P. Voltando à fotografia: quando começaram a lançar câmeras com lentes intercambiáveis, muitos profissionais diziam que elas eram como um brinquedo para aficionados. Agora, cada vez mais gente muda para esse sistema. Como conseguiram isso?

R. Com muita pesquisa e buscando a excelência. Com os primeiros modelos, muitos profissionais me diziam “parecem câmeras feitas por uma empresa de aparelhos, não câmeras de fotos”. Assumi isso com humildade, mas continuamos no ramo. Sabia que nossos conhecimentos de imagem dariam frutos. Tudo o que sabemos de telas graças aos televisores, de sensores graças às câmeras de vídeo, de luz, tudo isso tinha que acabar funcionando. Com a linha alpha 7, chegamos ao ponto que tanto queríamos. O novo desafio que assumo é criar uma nova gama de lentes para explorar de verdade seu potencial. Vejo o corpo da câmera como o PlayStation; e as lentes, como se fossem os jogos.
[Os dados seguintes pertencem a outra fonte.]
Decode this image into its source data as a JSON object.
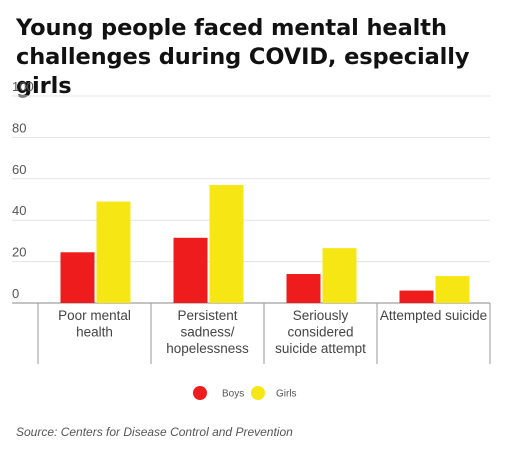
{
  "chart_data": {
    "type": "bar",
    "title": "Young people faced mental health challenges during COVID, especially girls",
    "categories": [
      [
        "Poor mental",
        "health"
      ],
      [
        "Persistent",
        "sadness/",
        "hopelessness"
      ],
      [
        "Seriously",
        "considered",
        "suicide attempt"
      ],
      [
        "Attempted suicide"
      ]
    ],
    "series": [
      {
        "name": "Boys",
        "color": "#ee1c1c",
        "values": [
          24.5,
          31.5,
          14,
          6
        ]
      },
      {
        "name": "Girls",
        "color": "#f5e614",
        "values": [
          49,
          57,
          26.5,
          13
        ]
      }
    ],
    "yticks": [
      0,
      20,
      40,
      60,
      80,
      100
    ],
    "ylim": [
      0,
      100
    ],
    "grid": true,
    "legend": "bottom-center",
    "source": "Source: Centers for Disease Control and Prevention"
  }
}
A potência e o conteúdo têm que avançar juntos para terem sentido.

“Não encontro profissionais que saibam de verdade de áudio analógico. Convenci e contratei muita gente que já estava aposentada”

P. Dentro do que foi apresentado na CES, há vários aparelhos um tanto atípicos: um projetor de pequenas dimensões, um viva-voz escondido numa lâmpada... São só protótipos ou chegarão ao mercado?
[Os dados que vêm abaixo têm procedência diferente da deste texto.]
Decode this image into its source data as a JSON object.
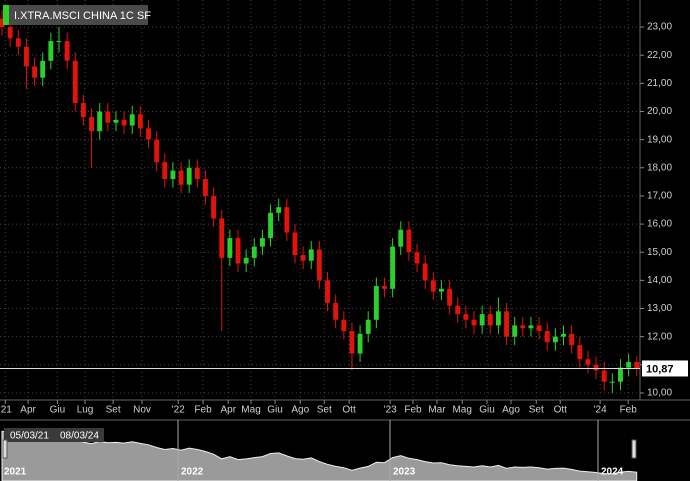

R. Tudo o que é exibido é real. Gosto de fazer coisas novas. Quando me nomearam diretor-presidente, apostei no primeiro projetor em 4K (ultra alta definição de vídeo). Foi ideia minha e vendeu muito bem. Quero que o mesmo aconteça com essas propostas. Sou contra o costume de mostrar protótipos e que a coisa termine aí. Tudo o que exibimos irá ao mercado. É preciso assumir riscos, perder o medo de que algo dê errado.

P. Como o PlayStation se encaixa em todo esse universo?

R. O PlayStation é um vetor de crescimento que nos dá uma base de negócios firme. E tem algo muito importante no plano estratégico: demograficamente, nos leva a um público mais jovem que o habitual da Sony. Serve para que possamos reforçar a marca e tem uma tecnologia muito potente. Vai nos permitir entrar à realidade virtual com excelência, unindo imagem e som.

P. Quando veremos sua proposta no mercado?

R. Ainda este ano.

P. O Google publicou padrões para gravar em 360 graus. A Samsung apresentou uma câmera pensada para fazer vídeos para Oculus. A Sony fará câmeras para gravar vídeos em realidade virtual?

R. Fomos pioneiros em câmeras de gravação em 4K, que é nosso espaço natural. Mas não vamos nos precipitar. Quando lançarmos, será para fazer o melhor conteúdo em realidade virtual. Faremos uma solução melhor, que está sendo elaborada em nossos laboratórios.